As of September 15, 2008, the crossing charge for a two-axle passenger vehicle is $2.50, with a $.95 discount for E-ZPass users. The crossing charge for a motorcycle is $2.25 charged in each direction, with a $.96 discount for E-ZPass users. Certain resident discounts apply to this bridge.[4]

On July 12, 2009, the crossing charge for a two-axle passenger vehicle is $2.75, with a $1.04 discount for E-ZPass users. The crossing charge for a motorcycle is $2.50 charged in each direction, with a $1.08 discount for E-ZPass users. Certain resident discounts apply to this bridge.
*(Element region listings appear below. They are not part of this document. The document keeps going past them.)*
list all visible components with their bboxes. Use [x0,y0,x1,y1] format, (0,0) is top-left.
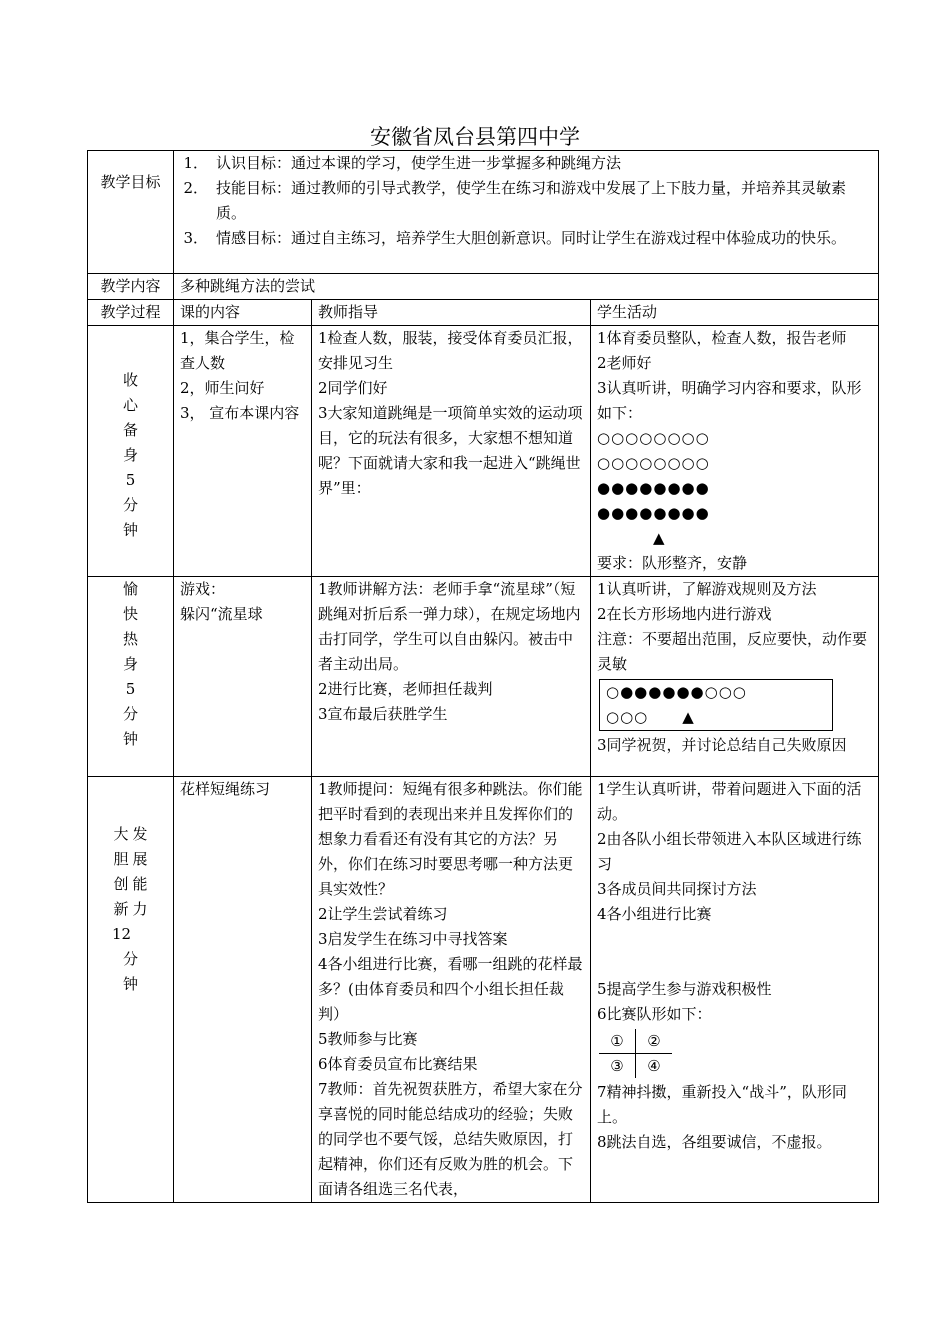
school-title: 安徽省凤台县第四中学 [370,125,580,149]
section2-label: 愉 快 热 身 5 分 钟 [88,577,174,777]
group-1-label: ① [599,1029,636,1054]
content-row [88,274,879,300]
section2-lesson: 游戏： 躲闪“流星球 [174,577,312,777]
section3-label: 大 胆 创 新 发 展 能 力 12 分 钟 [88,777,174,1203]
header-student: 学生活动 [591,300,879,326]
header-row [88,300,879,326]
goal-item: 1． 认识目标：通过本课的学习，使学生进一步掌握多种跳绳方法 [183,154,622,172]
section1-label: 收 心 备 身 5 分 钟 [88,326,174,577]
requirement-text: 要求：队形整齐，安静 [597,554,748,572]
group-4-label: ④ [636,1054,673,1079]
process-label: 教学过程 [88,300,174,326]
goal-item: 3． 情感目标：通过自主练习，培养学生大胆创新意识。同时让学生在游戏过程中体验成功的快乐。 [183,229,847,247]
section1-teacher: 1检查人数，服装，接受体育委员汇报，安排见习生 2同学们好 3大家知道跳绳是一项简单实效的运动项目，它的玩法有很多，大家想不想知道呢？下面就请大家和我一起进入“跳绳世界”里： [312,326,591,577]
section3-row [88,777,879,1203]
group-3-label: ③ [610,1057,624,1075]
formation-row: ●●●●●●●● [597,504,710,522]
goals-row [88,151,879,274]
section3-student: 1学生认真听讲，带着问题进入下面的活动。 2由各队小组长带领进入本队区域进行练习 3各成员间共同探讨方法 4各小组进行比赛 5提高学生参与游戏积极性 6比赛队形如下： ① ② ③ ④ 7精神抖擞，重新投入“战斗”，队形同上。 8跳法自选，各组要诚信，不虚报。 [591,777,879,1203]
section1-row [88,326,879,577]
group-2-label: ② [636,1029,673,1054]
section2-row [88,577,879,777]
section1-student: 1体育委员整队，检查人数，报告老师 2老师好 3认真听讲，明确学习内容和要求，队形如下： ○○○○○○○○ ○○○○○○○○ ●●●●●●●● ●●●●●●●● ▲ 要求：队形整齐，安静 [591,326,879,577]
formation-row: ●●●●●●●● [597,479,710,497]
goals-list [174,151,879,274]
section2-student: 1认真听讲，了解游戏规则及方法 2在长方形场地内进行游戏 注意：不要超出范围，反应要快，动作要灵敏 ○●●●●●●○○○ ○○○ ▲ 3同学祝贺，并讨论总结自己失败原因 [591,577,879,777]
competition-grid [599,1029,672,1078]
formation-row: ○○○○○○○○ [597,454,710,472]
section3-lesson: 花样短绳练习 [174,777,312,1203]
goal-item: 2． 技能目标：通过教师的引导式教学，使学生在练习和游戏中发展了上下肢力量，并培养其灵敏素质。 [183,179,847,222]
section1-lesson: 1，集合学生，检查人数 2，师生问好 3， 宣布本课内容 [174,326,312,577]
game-field-box: ○●●●●●●○○○ ○○○ ▲ [599,679,833,731]
formation-row: ○○○○○○○○ [597,429,710,447]
goals-label: 教学目标 [88,151,174,274]
header-lesson: 课的内容 [174,300,312,326]
lesson-plan-table [87,150,879,1203]
header-teacher: 教师指导 [312,300,591,326]
section2-teacher: 1教师讲解方法：老师手拿“流星球”（短跳绳对折后系一弹力球），在规定场地内击打同学，学生可以自由躲闪。被击中者主动出局。 2进行比赛，老师担任裁判 3宣布最后获胜学生 [312,577,591,777]
content-label: 教学内容 [88,274,174,300]
teacher-triangle-icon: ▲ [682,708,695,726]
teacher-triangle-icon: ▲ [653,529,665,547]
section3-teacher: 1教师提问：短绳有很多种跳法。你们能把平时看到的表现出来并且发挥你们的想象力看看还有没有其它的方法？另外，你们在练习时要思考哪一种方法更具实效性？ 2让学生尝试着练习 3启发学生在练习中寻找答案 4各小组进行比赛，看哪一组跳的花样最多？(由体育委员和四个小组长担任裁判） 5教师参与比赛 6体育委员宣布比赛结果 7教师：首先祝贺获胜方，希望大家在分享喜悦的同时能总结成功的经验；失败的同学也不要气馁，总结失败原因，打起精神，你们还有反败为胜的机会。下面请各组选三名代表， [312,777,591,1203]
content-text: 多种跳绳方法的尝试 [174,274,879,300]
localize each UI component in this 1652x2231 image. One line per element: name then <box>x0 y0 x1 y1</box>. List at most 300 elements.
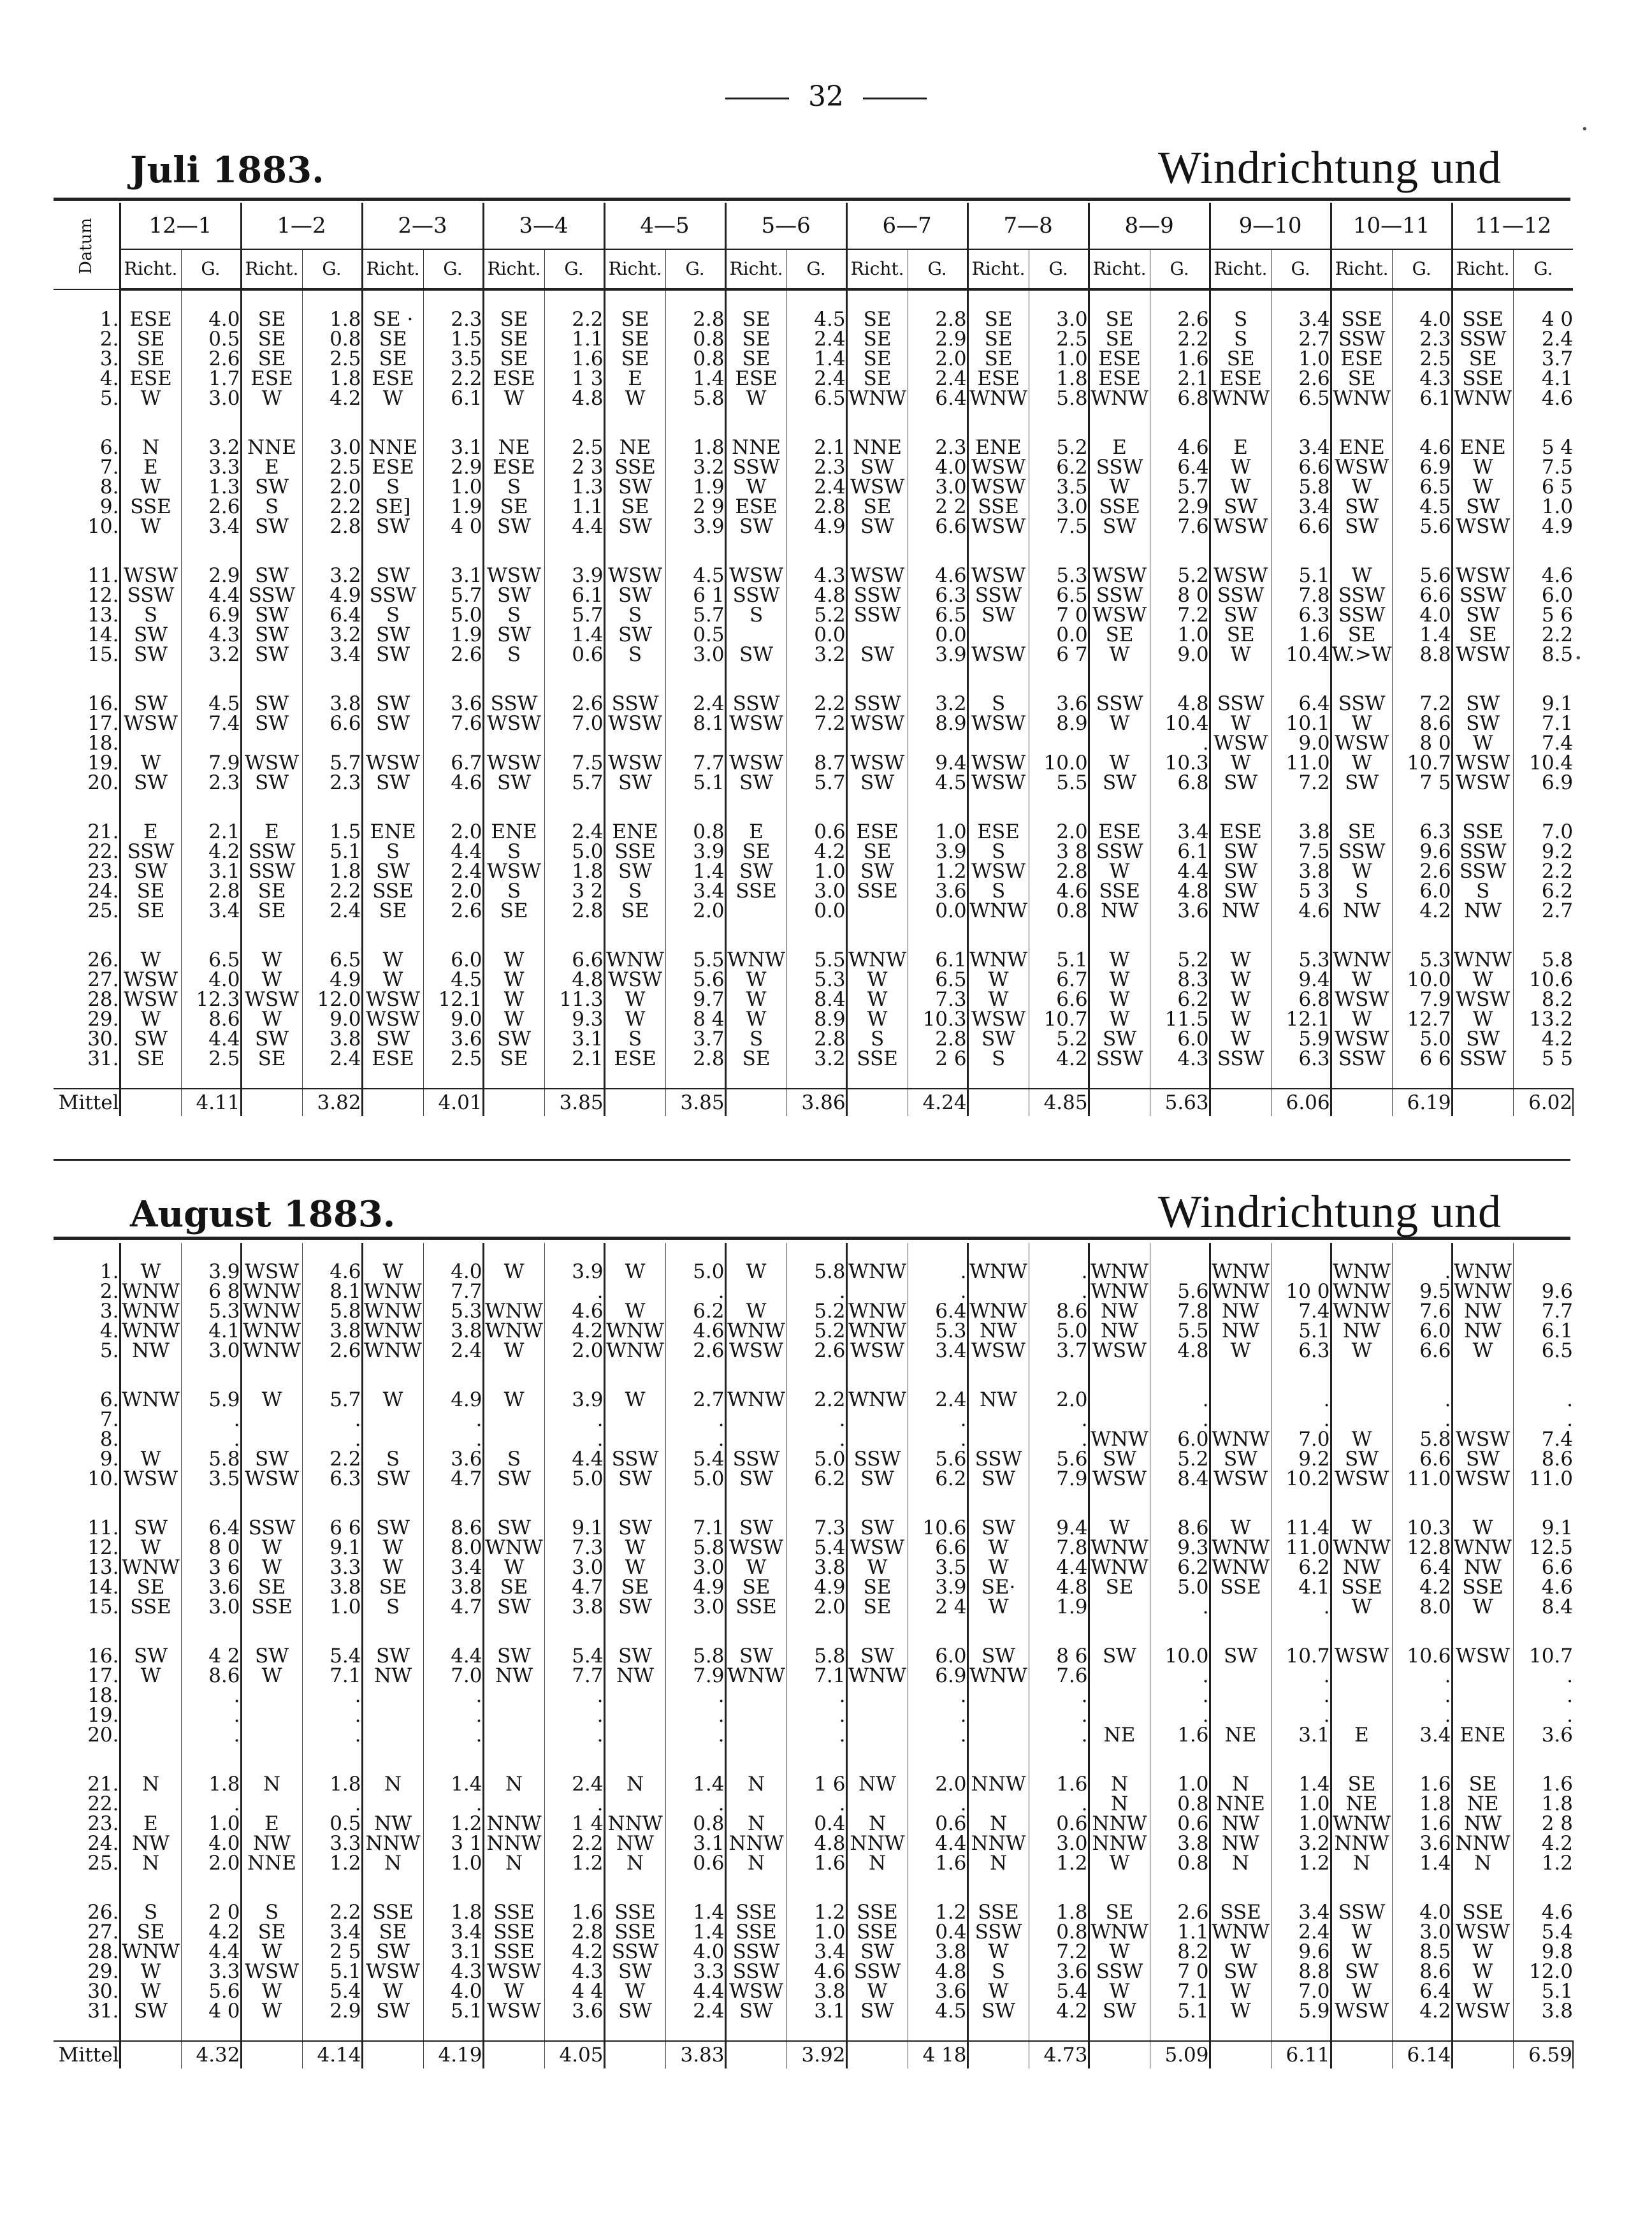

The bridge is owned by the City of New York and operated by the Triborough Bridge and Tunnel Authority, an affiliate agency of the Metropolitan Transportation Authority.

Contents

History

View of the roadway (photo: Dave Frieder)
From Riis Landing

Built and opened by the Marine Parkway Authority in 1937, it was the longest vertical lift span in the world for automobiles. The curled tops of the towers were designed to give the bridge a whimsical aspect. Following the 1940 merger of the Marine Parkway Authority and Triborough Bridge and Tunnel Authority, the operation of the bridge fell to TBTA.[5]

In 1978, the bridge was renamed for Gil Hodges, the former first baseman for the Brooklyn Dodgers.[5] Hodges kept a residence in Brooklyn after his team moved to Los Angeles. He also played for the New York Mets at the end of his career, and managed the Mets from 1968 until his death in 1972, including victory in the 1969 World Series.

Facts

  • The center span is lifted and lowered 100 times a year to allow vessels to pass beneath the roadway.
  • The center span is 540 feet (160 m) long and is only 55 feet (17 m) above the water but can be lifted up to a height of 150' feet above the water.
  • Part of the crash of American Airlines Flight 587 was filmed from a tollbooth camera on this bridge.

Renovating the Bridge

In 1999 the following elements of the bridge were renovated:

  • The existing steel-grated roadway deck on the lift span was replaced with a concrete-and-steel orthotropic deck. A new concrete ("Jersey") barrier now separates opposing traffic flows.
  • The elevators and electrical systems in the towers were replaced.
  • New variable message signs and traffic control devices were installed on the bridge, approach roadways and toll plaza. A new service building was built at the toll plaza.